AI-assisted traffic matrix prediction using GA-enabled deep ensemble learning for hybrid SDN

• Published in: Computer communications Vol. 203; pp. 298 - 311
• Main Authors: Etengu, Richard, Tan, Saw Chin, Chuah, Teong Chee, Lee, Ying Loong, Galán-Jiménez, Jaime
• Format: Journal Article
• Language: English
• Published: Elsevier B.V 01.04.2023
• Subjects: Deep ensemble learning model; Genetic algorithms; Hybrid software defined networking and traffic engineering; Machine learning; Hybrid software defined networking and traffic engineering; Deep ensemble learning model; Machine learning; Genetic algorithms
• ISSN: 0140-3664; 1873-703X
• DOI: 10.1016/j.comcom.2023.03.014

A hybrid software-defined network (SDN), which is a network where traditional routers and SDN protocols coexist during the incremental deployment of SDNs, requires real-time link traffic information for effective deployment. This has called for the need of accurate real-time data analytics and traffic prediction methods. To date, various traffic prediction frameworks have been studied to facilitate analysis and extraction of valuable information from huge sets of incomplete and noisy data. However, due to the linear nature of network design, mainly characterized by manual control plane forwarding configurations, existing traffic prediction frameworks cannot perform consistent traffic prediction over multiple datasets in modern dynamic networks. To address this issue, ensemble-driven approaches based on deep learning (DL) have recently been suggested as a promising solution.
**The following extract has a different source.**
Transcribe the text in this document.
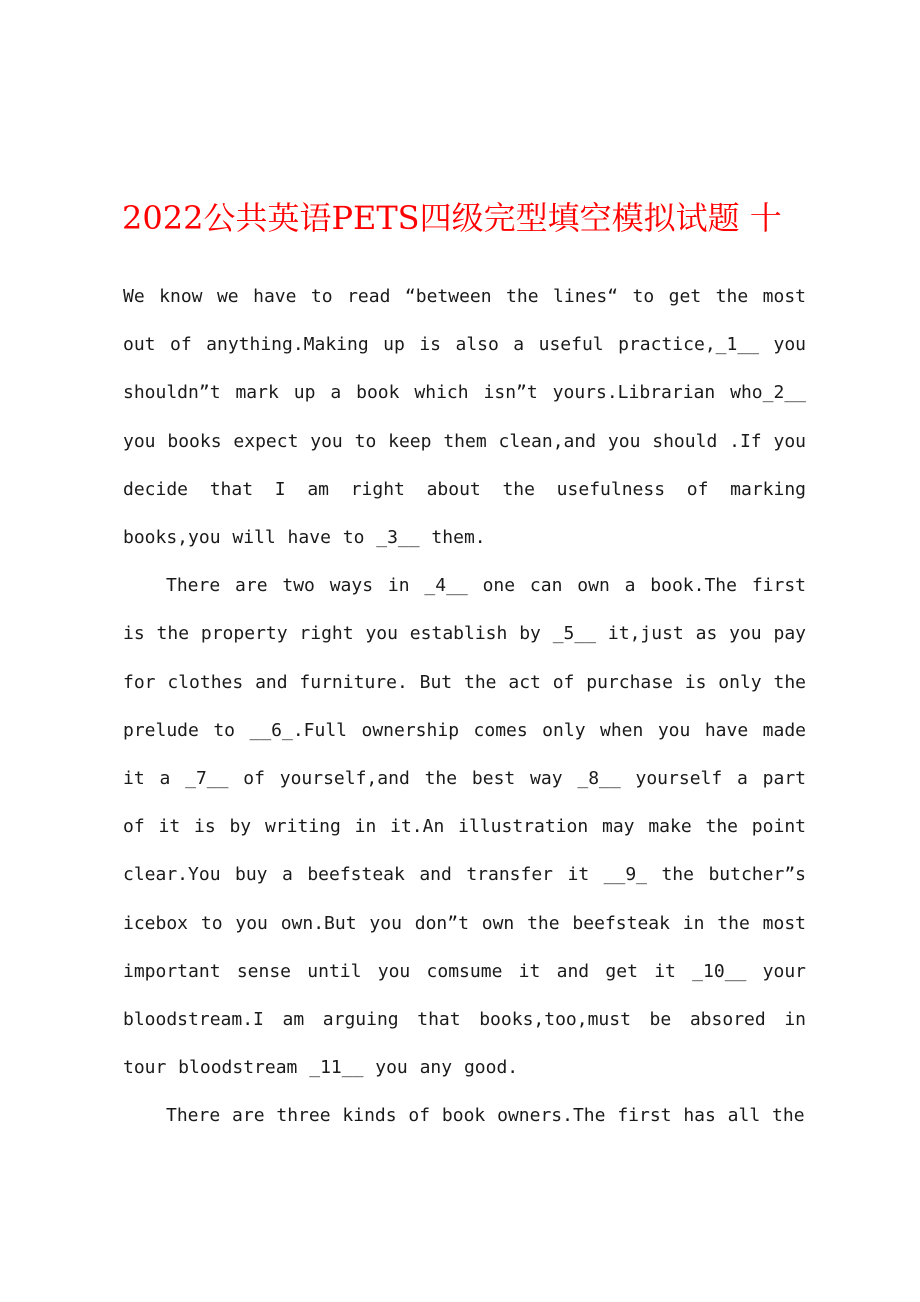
2022公共英语PETS四级完型填空模拟试题 十

We know we have to read “between the lines“ to get the most out of anything.Making up is also a useful practice,_1__ you shouldn”t mark up a book which isn”t yours.Librarian who_2__ you books expect you to keep them clean,and you should .If you decide that I am right about the usefulness of marking books,you will have to _3__ them.

There are two ways in _4__ one can own a book.The first is the property right you establish by _5__ it,just as you pay for clothes and furniture. But the act of purchase is only the prelude to __6_.Full ownership comes only when you have made it a _7__ of yourself,and the best way _8__ yourself a part of it is by writing in it.An illustration may make the point clear.You buy a beefsteak and transfer it __9_ the butcher”s icebox to you own.But you don”t own the beefsteak in the most important sense until you comsume it and get it _10__ your bloodstream.I am arguing that books,too,must be absored in tour bloodstream _11__ you any good.

There are three kinds of book owners.The first has all the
Nevertheless, determining the most appropriate combination of baseline DL architectures to be adopted for accurate traffic prediction remains a challenge. This paper proposes a novel DL framework for improved traffic prediction in hybrid SDNs. The framework combines a deep ensemble learning model utilizing multiple dimensionality reduction algorithms and a genetic algorithm (GA). The multi-objective GA is used to perform dynamic optimization of the connection weights and thresholds of the deep ensemble learning model while overcoming the local optima problem. Experimental results show that the proposed approach can achieve more accurate forecast of link traffic than the traditional baseline DL frameworks.